Dobbiamo “ringraziare” il Coronavirus perché le cose, in questa situazione di emergenza, sono finalmente divenute molto più chiare: è nei momenti di crisi, infatti, che emerge la nuda verità delle persone e si vede chi è fatto di stoppa e chi di carne e sangue.
Credevamo di vivere in una democrazia. Ora abbiamo scoperto che un signor X può chiudere il Parlamento con un tratto di penna e consegnare in casa sessanta milioni di persone, e nessuno si azzarda a dire “bah”: nessuno, dal presidente della Repubblica in giù. Neanche Mussolini era arrivato a tanto. Osserviamo, per inciso, che se al governo ci fosse stato ancora Salvini, quelli stessi che ora invocano lo stato di necessità, dura lex, sed lex, si sarebbero messi a starnazzare come anatre, denunciando con gran clamore e con parole di fuoco l’attentato alla democrazia e l’instaurazione della dittatura.

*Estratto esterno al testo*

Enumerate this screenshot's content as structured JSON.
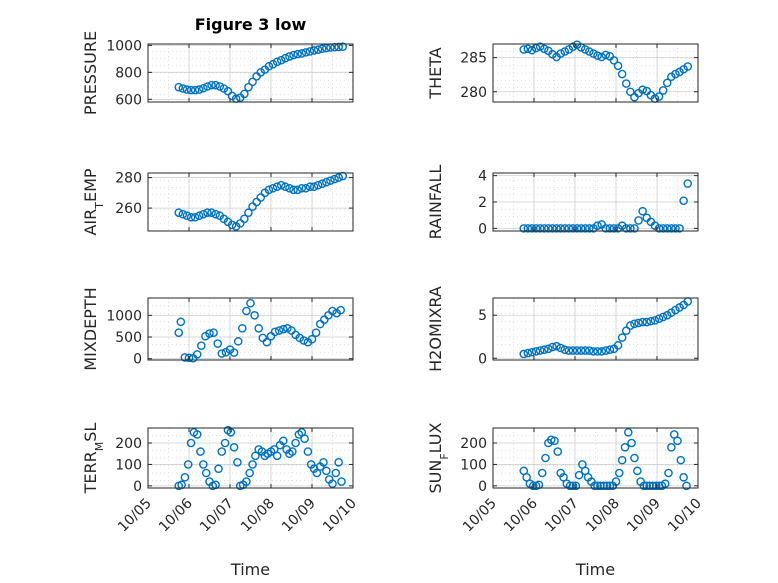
{
  "chart_data": [
    {
      "type": "scatter",
      "title": "Figure 3 low",
      "ylabel": "PRESSURE",
      "xlabel": "",
      "xlim": [
        0,
        5
      ],
      "ylim": [
        580,
        1010
      ],
      "yticks": [
        {
          "v": 600,
          "label": "600"
        },
        {
          "v": 800,
          "label": "800"
        },
        {
          "v": 1000,
          "label": "1000"
        }
      ],
      "xticks": [],
      "grid": true,
      "series": [
        {
          "x": [
            0.75,
            0.85,
            0.95,
            1.05,
            1.15,
            1.25,
            1.35,
            1.45,
            1.55,
            1.65,
            1.75,
            1.85,
            1.95,
            2.05,
            2.15,
            2.25,
            2.35,
            2.45,
            2.55,
            2.65,
            2.75,
            2.85,
            2.95,
            3.05,
            3.15,
            3.25,
            3.35,
            3.45,
            3.55,
            3.65,
            3.75,
            3.85,
            3.95,
            4.05,
            4.15,
            4.25,
            4.35,
            4.45,
            4.55,
            4.65,
            4.75
          ],
          "y": [
            690,
            680,
            672,
            668,
            668,
            672,
            682,
            695,
            705,
            705,
            695,
            680,
            660,
            625,
            605,
            612,
            640,
            690,
            730,
            770,
            800,
            820,
            845,
            860,
            878,
            890,
            905,
            918,
            928,
            935,
            940,
            948,
            955,
            962,
            968,
            975,
            980,
            984,
            986,
            988,
            990
          ]
        }
      ]
    },
    {
      "type": "scatter",
      "title": "",
      "ylabel": "THETA",
      "xlabel": "",
      "xlim": [
        0,
        5
      ],
      "ylim": [
        278.5,
        287
      ],
      "yticks": [
        {
          "v": 280,
          "label": "280"
        },
        {
          "v": 285,
          "label": "285"
        }
      ],
      "xticks": [],
      "grid": true,
      "series": [
        {
          "x": [
            0.75,
            0.85,
            0.95,
            1.05,
            1.15,
            1.25,
            1.35,
            1.45,
            1.55,
            1.65,
            1.75,
            1.85,
            1.95,
            2.05,
            2.15,
            2.25,
            2.35,
            2.45,
            2.55,
            2.65,
            2.75,
            2.85,
            2.95,
            3.05,
            3.15,
            3.25,
            3.35,
            3.45,
            3.55,
            3.65,
            3.75,
            3.85,
            3.95,
            4.05,
            4.15,
            4.25,
            4.35,
            4.45,
            4.55,
            4.65,
            4.75
          ],
          "y": [
            286.2,
            286.3,
            286.1,
            286.4,
            286.6,
            286.3,
            286.0,
            285.5,
            285.1,
            285.6,
            285.9,
            286.2,
            286.6,
            286.9,
            286.5,
            286.2,
            285.9,
            285.6,
            285.3,
            285.1,
            285.4,
            285.2,
            284.6,
            283.8,
            282.6,
            281.2,
            280.0,
            279.2,
            279.8,
            280.3,
            280.1,
            279.5,
            279.0,
            279.3,
            280.2,
            281.3,
            282.2,
            282.6,
            282.9,
            283.3,
            283.7
          ]
        }
      ]
    },
    {
      "type": "scatter",
      "title": "",
      "ylabel": "AIR_TEMP",
      "xlabel": "",
      "xlim": [
        0,
        5
      ],
      "ylim": [
        245,
        283
      ],
      "yticks": [
        {
          "v": 260,
          "label": "260"
        },
        {
          "v": 280,
          "label": "280"
        }
      ],
      "xticks": [],
      "grid": true,
      "series": [
        {
          "x": [
            0.75,
            0.85,
            0.95,
            1.05,
            1.15,
            1.25,
            1.35,
            1.45,
            1.55,
            1.65,
            1.75,
            1.85,
            1.95,
            2.05,
            2.15,
            2.25,
            2.35,
            2.45,
            2.55,
            2.65,
            2.75,
            2.85,
            2.95,
            3.05,
            3.15,
            3.25,
            3.35,
            3.45,
            3.55,
            3.65,
            3.75,
            3.85,
            3.95,
            4.05,
            4.15,
            4.25,
            4.35,
            4.45,
            4.55,
            4.65,
            4.75
          ],
          "y": [
            257,
            256,
            255,
            254,
            254,
            255,
            256,
            257,
            257,
            256,
            255,
            253,
            251,
            249,
            248,
            250,
            253,
            257,
            261,
            264,
            267,
            270,
            272,
            273,
            274,
            275,
            274,
            273,
            272,
            272,
            273,
            273,
            274,
            274,
            275,
            276,
            277,
            278,
            279,
            280,
            281
          ]
        }
      ]
    },
    {
      "type": "scatter",
      "title": "",
      "ylabel": "RAINFALL",
      "xlabel": "",
      "xlim": [
        0,
        5
      ],
      "ylim": [
        -0.2,
        4.2
      ],
      "yticks": [
        {
          "v": 0,
          "label": "0"
        },
        {
          "v": 2,
          "label": "2"
        },
        {
          "v": 4,
          "label": "4"
        }
      ],
      "xticks": [],
      "grid": true,
      "series": [
        {
          "x": [
            0.75,
            0.85,
            0.95,
            1.05,
            1.15,
            1.25,
            1.35,
            1.45,
            1.55,
            1.65,
            1.75,
            1.85,
            1.95,
            2.05,
            2.15,
            2.25,
            2.35,
            2.45,
            2.55,
            2.65,
            2.75,
            2.85,
            2.95,
            3.05,
            3.15,
            3.25,
            3.35,
            3.45,
            3.55,
            3.65,
            3.75,
            3.85,
            3.95,
            4.05,
            4.15,
            4.25,
            4.35,
            4.45,
            4.55,
            4.65,
            4.75
          ],
          "y": [
            0,
            0,
            0,
            0,
            0,
            0,
            0,
            0,
            0,
            0,
            0,
            0,
            0,
            0,
            0,
            0,
            0,
            0,
            0.2,
            0.3,
            0,
            0,
            0,
            0,
            0.2,
            0,
            0,
            0,
            0.6,
            1.3,
            0.8,
            0.5,
            0.2,
            0,
            0,
            0,
            0,
            0,
            0,
            2.1,
            3.4
          ]
        }
      ]
    },
    {
      "type": "scatter",
      "title": "",
      "ylabel": "MIXDEPTH",
      "xlabel": "",
      "xlim": [
        0,
        5
      ],
      "ylim": [
        -30,
        1400
      ],
      "yticks": [
        {
          "v": 0,
          "label": "0"
        },
        {
          "v": 500,
          "label": "500"
        },
        {
          "v": 1000,
          "label": "1000"
        }
      ],
      "xticks": [],
      "grid": true,
      "series": [
        {
          "x": [
            0.75,
            0.8,
            0.9,
            1.0,
            1.1,
            1.2,
            1.3,
            1.4,
            1.5,
            1.6,
            1.7,
            1.8,
            1.9,
            2.0,
            2.1,
            2.2,
            2.3,
            2.4,
            2.5,
            2.6,
            2.7,
            2.8,
            2.9,
            3.0,
            3.1,
            3.2,
            3.3,
            3.4,
            3.5,
            3.6,
            3.7,
            3.8,
            3.9,
            4.0,
            4.1,
            4.2,
            4.3,
            4.4,
            4.5,
            4.6,
            4.7
          ],
          "y": [
            600,
            850,
            30,
            20,
            10,
            100,
            300,
            520,
            580,
            600,
            350,
            120,
            150,
            210,
            140,
            400,
            700,
            1100,
            1280,
            1000,
            700,
            480,
            380,
            520,
            620,
            650,
            680,
            700,
            650,
            550,
            480,
            420,
            380,
            450,
            600,
            800,
            900,
            1000,
            1100,
            1050,
            1120
          ]
        }
      ]
    },
    {
      "type": "scatter",
      "title": "",
      "ylabel": "H2OMIXRA",
      "xlabel": "",
      "xlim": [
        0,
        5
      ],
      "ylim": [
        -0.2,
        7
      ],
      "yticks": [
        {
          "v": 0,
          "label": "0"
        },
        {
          "v": 5,
          "label": "5"
        }
      ],
      "xticks": [],
      "grid": true,
      "series": [
        {
          "x": [
            0.75,
            0.85,
            0.95,
            1.05,
            1.15,
            1.25,
            1.35,
            1.45,
            1.55,
            1.65,
            1.75,
            1.85,
            1.95,
            2.05,
            2.15,
            2.25,
            2.35,
            2.45,
            2.55,
            2.65,
            2.75,
            2.85,
            2.95,
            3.05,
            3.15,
            3.25,
            3.35,
            3.45,
            3.55,
            3.65,
            3.75,
            3.85,
            3.95,
            4.05,
            4.15,
            4.25,
            4.35,
            4.45,
            4.55,
            4.65,
            4.75
          ],
          "y": [
            0.5,
            0.6,
            0.7,
            0.8,
            0.9,
            1.0,
            1.1,
            1.3,
            1.4,
            1.2,
            1.0,
            0.9,
            0.9,
            0.9,
            0.9,
            0.9,
            0.9,
            0.8,
            0.8,
            0.8,
            0.9,
            1.0,
            1.1,
            1.5,
            2.4,
            3.2,
            3.8,
            4.0,
            4.1,
            4.2,
            4.2,
            4.3,
            4.4,
            4.6,
            4.8,
            5.0,
            5.3,
            5.6,
            5.9,
            6.2,
            6.6
          ]
        }
      ]
    },
    {
      "type": "scatter",
      "title": "",
      "ylabel": "TERR_MSL",
      "xlabel": "Time",
      "xlim": [
        0,
        5
      ],
      "ylim": [
        -10,
        270
      ],
      "yticks": [
        {
          "v": 0,
          "label": "0"
        },
        {
          "v": 100,
          "label": "100"
        },
        {
          "v": 200,
          "label": "200"
        }
      ],
      "xticks": [
        {
          "v": 0,
          "label": "10/05"
        },
        {
          "v": 1,
          "label": "10/06"
        },
        {
          "v": 2,
          "label": "10/07"
        },
        {
          "v": 3,
          "label": "10/08"
        },
        {
          "v": 4,
          "label": "10/09"
        },
        {
          "v": 5,
          "label": "10/10"
        }
      ],
      "grid": true,
      "series": [
        {
          "x": [
            0.75,
            0.82,
            0.9,
            0.98,
            1.05,
            1.12,
            1.2,
            1.28,
            1.35,
            1.42,
            1.5,
            1.58,
            1.65,
            1.72,
            1.8,
            1.88,
            1.95,
            2.02,
            2.1,
            2.18,
            2.25,
            2.32,
            2.4,
            2.48,
            2.55,
            2.62,
            2.7,
            2.78,
            2.85,
            2.92,
            3.0,
            3.08,
            3.15,
            3.22,
            3.3,
            3.38,
            3.45,
            3.52,
            3.6,
            3.68,
            3.75,
            3.82,
            3.9,
            3.98,
            4.05,
            4.12,
            4.2,
            4.28,
            4.35,
            4.42,
            4.5,
            4.58,
            4.65,
            4.72
          ],
          "y": [
            0,
            5,
            40,
            100,
            200,
            250,
            240,
            160,
            100,
            60,
            20,
            0,
            5,
            80,
            160,
            200,
            260,
            250,
            180,
            110,
            0,
            5,
            20,
            60,
            100,
            140,
            170,
            160,
            140,
            150,
            160,
            170,
            140,
            190,
            210,
            170,
            150,
            160,
            200,
            240,
            250,
            220,
            160,
            100,
            80,
            60,
            90,
            110,
            70,
            30,
            10,
            60,
            110,
            20
          ]
        }
      ]
    },
    {
      "type": "scatter",
      "title": "",
      "ylabel": "SUN_FLUX",
      "xlabel": "Time",
      "xlim": [
        0,
        5
      ],
      "ylim": [
        -10,
        270
      ],
      "yticks": [
        {
          "v": 0,
          "label": "0"
        },
        {
          "v": 100,
          "label": "100"
        },
        {
          "v": 200,
          "label": "200"
        }
      ],
      "xticks": [
        {
          "v": 0,
          "label": "10/05"
        },
        {
          "v": 1,
          "label": "10/06"
        },
        {
          "v": 2,
          "label": "10/07"
        },
        {
          "v": 3,
          "label": "10/08"
        },
        {
          "v": 4,
          "label": "10/09"
        },
        {
          "v": 5,
          "label": "10/10"
        }
      ],
      "grid": true,
      "series": [
        {
          "x": [
            0.75,
            0.82,
            0.9,
            0.98,
            1.05,
            1.12,
            1.2,
            1.28,
            1.35,
            1.42,
            1.5,
            1.58,
            1.65,
            1.72,
            1.8,
            1.88,
            1.95,
            2.02,
            2.1,
            2.18,
            2.25,
            2.32,
            2.4,
            2.48,
            2.55,
            2.62,
            2.7,
            2.78,
            2.85,
            2.92,
            3.0,
            3.08,
            3.15,
            3.22,
            3.3,
            3.38,
            3.45,
            3.52,
            3.6,
            3.68,
            3.75,
            3.82,
            3.9,
            3.98,
            4.05,
            4.12,
            4.2,
            4.28,
            4.35,
            4.42,
            4.5,
            4.58,
            4.65,
            4.72
          ],
          "y": [
            70,
            40,
            10,
            0,
            0,
            5,
            60,
            130,
            200,
            215,
            210,
            160,
            60,
            40,
            10,
            0,
            0,
            0,
            50,
            100,
            70,
            40,
            20,
            0,
            0,
            0,
            0,
            0,
            0,
            0,
            20,
            60,
            120,
            180,
            250,
            200,
            130,
            70,
            20,
            0,
            0,
            0,
            0,
            0,
            0,
            0,
            10,
            60,
            180,
            240,
            210,
            120,
            40,
            0
          ]
        }
      ]
    }
  ]
}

Credevamo di avere una sanità pubblica di livello europeo, per la quale paghiamo fior di tasse, e abbiamo scoperto di averne una da Terzo Mondo, con un numero di posti letto, di attrezzature per la terapia intensiva e perfino di mascherine antibatteriche per il personale medico e infermieristico, ridicolmente inferiori alle necessità di una situazione d’emergenza. La quale oggettivamente non è particolarmente drammatica: non siamo in presenza di una pestilenza, ma di una influenza un po’ più cattiva delle solite e che si diffonde più velocemente. Perciò il dramma non è il virus, ma la totale impreparazione della nostra macchina sanitaria, smantellata da due decenni di tagli forsennati. È come scoprire che, allo scoppio della guerra, l’esercito ha le truppe e anche i cannoni, ma non i proiettili. Si chiama imprevidenza e non è colpa dello Spirito Santo.